Cannabis Sativa Zusammenfassung
Cannabis sativa ist erstmalig in unseren Breiten in Thüringen gefunden worden und dieser Fund wurde auf das Jahr 5500 v. Chr. datiert. Schon zu dieser Zeit wurde Hanf parallel als Nahrungsmittel und für schamanistische Zwecke genutzt.
Verbreitung von Cannabis sativa
Erste Funde von Cannabis sativa Samen datieren aus dem Jahre 5500 v. Christi und wurden in Eisenberg in Thüringen gemacht. Der Kontext des Fundortes läßt schon zu diesem Zeitpunkt darauf schließen, daß die Samen in Zusammenhang mit schamanistischen Ritualen standen.
Ursprünglich stammt Cannabis sativa aus Mitteleuropa oder Zentralasien, wurde also schon zu dieser Zeit gehandelt, sonst wäre es nicht nach Thüringen gekommen.
Heutzutage wachsen fast überall wo es das Klima zuläßt Pflanzen dieser Art. Als reine Wildart ist die Pflanze nicht bekannt. Heutzutage kennt man nur die kultivierte Variante.
Aussehen von Cannabis sativa
Cannabis Sativa wird bis zu 5 m hoch. Die Pflanze selber ist kaum verzweigt und hat unter den verschiedenen Arten die größten Blätter. Die einzelnen Blätter sind sehr schmal und lang.
Inhaltsstoffe von Cannabis sativa
Cannabis sativa hat einen sehr hohen THC Anteil speziell im Harz, in den weiblichen Blüten und auch in geringen Mengen in den Blättern.
Im Gegensatz zu Cannabis ruderalis hat es einen sehr viel höheren THC Anteil.
Wer schon einmal einen Polizeieinsatz mit Drogenspürhunden gesehen hat, der muß wissen, daß diese Hunde nicht auf THC anschlagen sondern auf ein ätherisches Öl namens: Caryophyllenoxid.
Noch ein populäres Produkt aus Hanf ist das Öl, was reich an ungesättigten Fettsäuren ist. Jedoch seien empfindliche Menschen gewarnt, denn ich habe nach dem Verzehr schön desöfteren Übelkeit erlebt.
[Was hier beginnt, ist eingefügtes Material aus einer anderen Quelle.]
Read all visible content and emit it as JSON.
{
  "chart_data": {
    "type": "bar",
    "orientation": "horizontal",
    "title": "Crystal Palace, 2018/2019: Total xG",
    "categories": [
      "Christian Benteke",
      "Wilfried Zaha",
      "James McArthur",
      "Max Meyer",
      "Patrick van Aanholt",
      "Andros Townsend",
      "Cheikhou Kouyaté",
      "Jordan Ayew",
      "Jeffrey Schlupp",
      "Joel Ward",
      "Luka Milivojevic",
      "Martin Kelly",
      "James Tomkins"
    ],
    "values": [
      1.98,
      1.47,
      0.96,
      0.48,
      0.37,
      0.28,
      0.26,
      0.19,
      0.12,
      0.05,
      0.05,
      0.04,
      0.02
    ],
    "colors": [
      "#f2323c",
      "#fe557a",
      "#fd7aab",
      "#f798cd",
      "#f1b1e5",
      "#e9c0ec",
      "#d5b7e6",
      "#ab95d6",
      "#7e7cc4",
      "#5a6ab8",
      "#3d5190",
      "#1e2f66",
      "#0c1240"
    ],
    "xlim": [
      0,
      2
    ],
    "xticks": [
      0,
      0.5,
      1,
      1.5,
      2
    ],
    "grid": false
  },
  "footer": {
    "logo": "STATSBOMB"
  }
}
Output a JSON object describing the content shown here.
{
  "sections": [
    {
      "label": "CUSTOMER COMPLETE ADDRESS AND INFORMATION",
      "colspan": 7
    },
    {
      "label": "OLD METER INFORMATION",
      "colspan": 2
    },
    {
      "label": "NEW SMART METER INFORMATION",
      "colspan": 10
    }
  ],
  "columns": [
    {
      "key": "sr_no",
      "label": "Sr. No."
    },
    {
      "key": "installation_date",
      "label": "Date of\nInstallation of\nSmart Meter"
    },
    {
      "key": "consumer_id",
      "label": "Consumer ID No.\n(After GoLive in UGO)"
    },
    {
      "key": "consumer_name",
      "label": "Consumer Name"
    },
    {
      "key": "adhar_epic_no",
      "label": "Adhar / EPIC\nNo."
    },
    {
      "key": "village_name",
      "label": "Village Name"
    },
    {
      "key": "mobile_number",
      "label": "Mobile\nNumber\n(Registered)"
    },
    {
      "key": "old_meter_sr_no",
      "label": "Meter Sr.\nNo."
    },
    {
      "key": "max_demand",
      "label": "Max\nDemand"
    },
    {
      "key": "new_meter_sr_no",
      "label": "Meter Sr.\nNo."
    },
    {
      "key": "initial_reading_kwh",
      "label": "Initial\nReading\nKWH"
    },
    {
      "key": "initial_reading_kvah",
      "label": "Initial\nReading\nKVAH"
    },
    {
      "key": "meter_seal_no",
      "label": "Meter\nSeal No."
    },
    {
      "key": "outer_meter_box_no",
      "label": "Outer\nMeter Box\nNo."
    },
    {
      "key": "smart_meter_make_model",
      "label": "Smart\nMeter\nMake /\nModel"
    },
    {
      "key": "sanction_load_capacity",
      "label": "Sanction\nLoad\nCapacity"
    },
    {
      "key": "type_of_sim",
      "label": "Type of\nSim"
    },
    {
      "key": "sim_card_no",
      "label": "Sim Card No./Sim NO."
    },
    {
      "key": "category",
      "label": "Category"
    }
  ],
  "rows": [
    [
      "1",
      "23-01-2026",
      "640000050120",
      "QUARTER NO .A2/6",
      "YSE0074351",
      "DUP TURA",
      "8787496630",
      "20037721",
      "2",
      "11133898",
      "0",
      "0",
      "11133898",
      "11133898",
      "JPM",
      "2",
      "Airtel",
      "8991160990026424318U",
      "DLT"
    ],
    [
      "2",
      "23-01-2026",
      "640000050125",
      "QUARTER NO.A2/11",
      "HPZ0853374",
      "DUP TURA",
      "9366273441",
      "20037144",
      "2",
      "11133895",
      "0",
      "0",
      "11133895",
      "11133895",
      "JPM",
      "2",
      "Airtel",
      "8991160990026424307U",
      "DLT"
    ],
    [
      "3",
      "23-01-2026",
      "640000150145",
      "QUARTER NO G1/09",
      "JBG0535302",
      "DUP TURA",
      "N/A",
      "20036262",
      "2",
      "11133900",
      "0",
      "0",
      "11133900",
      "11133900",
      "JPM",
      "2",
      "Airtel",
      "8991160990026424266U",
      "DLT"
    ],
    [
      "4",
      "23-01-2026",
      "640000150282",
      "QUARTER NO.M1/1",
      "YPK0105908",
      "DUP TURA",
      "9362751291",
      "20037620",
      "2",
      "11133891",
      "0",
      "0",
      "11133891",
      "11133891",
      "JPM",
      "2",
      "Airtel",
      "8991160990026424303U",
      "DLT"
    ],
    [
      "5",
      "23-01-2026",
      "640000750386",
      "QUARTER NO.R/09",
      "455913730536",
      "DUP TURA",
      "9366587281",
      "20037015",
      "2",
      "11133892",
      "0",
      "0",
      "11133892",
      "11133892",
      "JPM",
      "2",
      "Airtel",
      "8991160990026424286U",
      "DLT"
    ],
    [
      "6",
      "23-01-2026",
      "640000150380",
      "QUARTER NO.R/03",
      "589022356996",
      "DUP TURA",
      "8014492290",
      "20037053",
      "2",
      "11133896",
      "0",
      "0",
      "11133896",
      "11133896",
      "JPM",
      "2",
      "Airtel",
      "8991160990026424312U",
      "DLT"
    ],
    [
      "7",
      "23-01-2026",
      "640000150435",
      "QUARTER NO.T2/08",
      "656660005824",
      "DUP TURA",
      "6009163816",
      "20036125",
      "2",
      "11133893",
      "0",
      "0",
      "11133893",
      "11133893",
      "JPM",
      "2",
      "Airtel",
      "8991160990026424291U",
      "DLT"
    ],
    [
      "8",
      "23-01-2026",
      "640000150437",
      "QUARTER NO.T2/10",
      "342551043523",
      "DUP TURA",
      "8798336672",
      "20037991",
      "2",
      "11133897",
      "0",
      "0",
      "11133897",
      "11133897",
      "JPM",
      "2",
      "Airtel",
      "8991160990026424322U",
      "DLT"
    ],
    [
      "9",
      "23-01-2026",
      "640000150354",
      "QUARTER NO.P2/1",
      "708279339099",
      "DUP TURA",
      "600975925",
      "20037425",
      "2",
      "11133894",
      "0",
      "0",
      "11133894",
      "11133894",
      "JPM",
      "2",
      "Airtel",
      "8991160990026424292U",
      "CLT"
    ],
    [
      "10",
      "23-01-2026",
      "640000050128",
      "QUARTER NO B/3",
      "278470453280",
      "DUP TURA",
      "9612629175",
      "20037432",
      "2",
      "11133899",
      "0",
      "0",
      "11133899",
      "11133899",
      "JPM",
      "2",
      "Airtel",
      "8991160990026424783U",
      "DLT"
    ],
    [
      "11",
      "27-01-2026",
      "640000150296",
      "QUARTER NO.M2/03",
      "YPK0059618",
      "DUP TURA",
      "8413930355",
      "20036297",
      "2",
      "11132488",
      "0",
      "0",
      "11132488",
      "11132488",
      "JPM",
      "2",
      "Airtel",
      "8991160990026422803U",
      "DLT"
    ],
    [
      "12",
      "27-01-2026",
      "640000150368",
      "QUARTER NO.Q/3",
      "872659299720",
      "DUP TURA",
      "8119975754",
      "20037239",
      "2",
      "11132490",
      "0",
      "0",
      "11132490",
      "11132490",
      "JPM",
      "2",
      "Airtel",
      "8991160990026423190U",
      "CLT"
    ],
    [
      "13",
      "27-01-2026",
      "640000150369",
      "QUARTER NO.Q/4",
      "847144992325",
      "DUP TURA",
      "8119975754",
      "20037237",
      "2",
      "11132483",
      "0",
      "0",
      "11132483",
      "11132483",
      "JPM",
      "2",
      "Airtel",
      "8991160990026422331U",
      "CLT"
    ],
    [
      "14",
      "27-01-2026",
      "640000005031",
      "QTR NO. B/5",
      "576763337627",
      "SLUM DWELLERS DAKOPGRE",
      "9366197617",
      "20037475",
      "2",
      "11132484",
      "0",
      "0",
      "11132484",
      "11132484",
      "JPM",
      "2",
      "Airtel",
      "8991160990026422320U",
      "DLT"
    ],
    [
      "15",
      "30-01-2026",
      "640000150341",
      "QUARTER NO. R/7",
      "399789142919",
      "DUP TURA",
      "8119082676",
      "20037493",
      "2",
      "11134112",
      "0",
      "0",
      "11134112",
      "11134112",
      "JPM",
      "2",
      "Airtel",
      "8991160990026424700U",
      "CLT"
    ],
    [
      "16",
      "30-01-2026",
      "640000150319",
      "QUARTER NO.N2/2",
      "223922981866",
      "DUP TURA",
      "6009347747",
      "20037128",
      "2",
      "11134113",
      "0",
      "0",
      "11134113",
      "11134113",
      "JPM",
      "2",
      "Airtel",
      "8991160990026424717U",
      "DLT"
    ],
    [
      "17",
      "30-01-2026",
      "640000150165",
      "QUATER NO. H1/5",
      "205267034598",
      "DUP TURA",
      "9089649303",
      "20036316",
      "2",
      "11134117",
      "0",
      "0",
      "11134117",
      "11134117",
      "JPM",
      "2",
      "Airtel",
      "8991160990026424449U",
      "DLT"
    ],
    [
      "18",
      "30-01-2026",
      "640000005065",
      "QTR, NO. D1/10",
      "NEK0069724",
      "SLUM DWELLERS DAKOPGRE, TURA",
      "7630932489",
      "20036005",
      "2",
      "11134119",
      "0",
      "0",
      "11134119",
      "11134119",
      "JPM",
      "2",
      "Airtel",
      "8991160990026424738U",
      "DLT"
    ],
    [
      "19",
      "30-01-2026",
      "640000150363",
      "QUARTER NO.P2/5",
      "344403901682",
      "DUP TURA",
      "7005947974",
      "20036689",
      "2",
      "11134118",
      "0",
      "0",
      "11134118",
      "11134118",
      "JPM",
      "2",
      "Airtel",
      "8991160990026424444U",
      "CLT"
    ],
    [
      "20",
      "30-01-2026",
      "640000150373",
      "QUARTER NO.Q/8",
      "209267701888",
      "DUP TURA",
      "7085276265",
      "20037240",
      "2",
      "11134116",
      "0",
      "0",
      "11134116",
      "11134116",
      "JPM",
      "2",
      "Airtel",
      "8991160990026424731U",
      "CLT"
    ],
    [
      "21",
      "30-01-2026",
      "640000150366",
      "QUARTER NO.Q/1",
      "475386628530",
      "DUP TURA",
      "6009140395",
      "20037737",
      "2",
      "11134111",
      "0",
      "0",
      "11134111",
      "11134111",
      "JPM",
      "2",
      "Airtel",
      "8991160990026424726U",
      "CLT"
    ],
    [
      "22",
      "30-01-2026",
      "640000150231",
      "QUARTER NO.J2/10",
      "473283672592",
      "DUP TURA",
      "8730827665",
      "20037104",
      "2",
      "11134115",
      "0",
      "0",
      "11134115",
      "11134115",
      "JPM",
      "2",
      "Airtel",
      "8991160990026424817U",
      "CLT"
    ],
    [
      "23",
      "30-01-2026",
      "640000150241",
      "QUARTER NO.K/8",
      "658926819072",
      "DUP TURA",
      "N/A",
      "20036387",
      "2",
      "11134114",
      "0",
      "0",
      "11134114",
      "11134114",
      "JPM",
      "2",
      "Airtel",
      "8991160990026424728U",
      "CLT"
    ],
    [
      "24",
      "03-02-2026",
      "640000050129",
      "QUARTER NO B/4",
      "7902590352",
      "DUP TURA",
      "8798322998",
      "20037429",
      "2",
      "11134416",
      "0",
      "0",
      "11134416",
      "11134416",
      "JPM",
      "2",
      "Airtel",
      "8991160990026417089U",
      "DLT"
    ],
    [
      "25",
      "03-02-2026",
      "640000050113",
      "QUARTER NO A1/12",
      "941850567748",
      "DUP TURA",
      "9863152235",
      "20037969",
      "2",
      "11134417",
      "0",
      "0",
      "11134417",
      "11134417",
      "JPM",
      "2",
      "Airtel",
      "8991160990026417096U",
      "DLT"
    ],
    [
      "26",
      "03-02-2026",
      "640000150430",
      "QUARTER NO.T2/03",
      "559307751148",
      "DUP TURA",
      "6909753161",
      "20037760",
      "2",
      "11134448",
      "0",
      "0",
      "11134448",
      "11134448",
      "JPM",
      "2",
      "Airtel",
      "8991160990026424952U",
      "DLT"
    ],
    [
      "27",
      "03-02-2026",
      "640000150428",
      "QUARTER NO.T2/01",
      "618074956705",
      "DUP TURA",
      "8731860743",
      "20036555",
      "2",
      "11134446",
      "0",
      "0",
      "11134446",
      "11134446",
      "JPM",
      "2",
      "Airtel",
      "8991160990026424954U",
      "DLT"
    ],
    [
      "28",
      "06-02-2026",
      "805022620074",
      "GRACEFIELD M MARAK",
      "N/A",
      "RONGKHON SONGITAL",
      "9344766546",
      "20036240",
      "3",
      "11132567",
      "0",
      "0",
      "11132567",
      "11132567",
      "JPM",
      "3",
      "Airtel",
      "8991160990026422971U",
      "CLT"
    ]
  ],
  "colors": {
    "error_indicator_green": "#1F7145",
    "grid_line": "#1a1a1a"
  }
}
Bedeutung von Cannabis sative für die heutige Zucht
Cannabis Sativa hat Eigenschaften wie z.B. das super High, aber auch die negative Eigenschaft sehr groß zu werden. Da viele Menschen indoor anbauen ist speziell die Eigenschaft der Größe hier negativ. In vielen Sorten sind trotzdem Sativa eingekreuzt um die Wirkung zu verfeinern.